On-line activists in West Virginia have launched a whistleblower web site called Honest Appalachia. It provides a means for whistleblowers to upload documents for public disclosure. The project’s lead developer, Garrett Robinson, told WFPL that the objective is to help local journalists get information about local issues that can help them make more useful reports about Appalachian issues. The project could benefit from the regional focus as local journalists are more likely to have the background necessary to assess the authenticity of submitted documents. Honest Appalachia is using open source software that anyone can download, and is even encouraging others to adapt and contribute to the software. The On-Line Submission Guide has helpful information for whistleblowers who want to avoid discovery of their identities. For example, don't access Honest Appalachia from a work computer. It can be monitored. Other tips explain how to use a public wifi site while reducing your risk of being identified.

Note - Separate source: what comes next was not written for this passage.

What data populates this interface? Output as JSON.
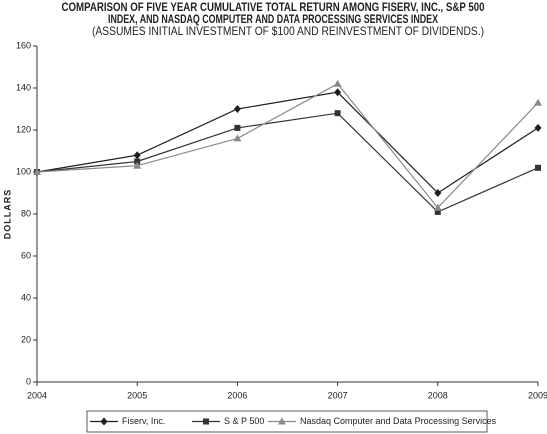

A better way for whistleblowers to protect themselves, however, is to consult an experienced whistleblower attorney. A whistleblower website has no legal grounds to resist a subpoena seeking information about sources. An attorney does. Attorneys have a legal duty to maintain a client's confidences, and experienced attorneys will be in the best position to advise a whistleblower about other legal protections.
Given the Appalachian focus, we can expect that published documents will address environmental, economic and racial justice issues. Other issues can arise anywhere, so I will want to keep an open mind about what Honest Appalachia might yet reveal.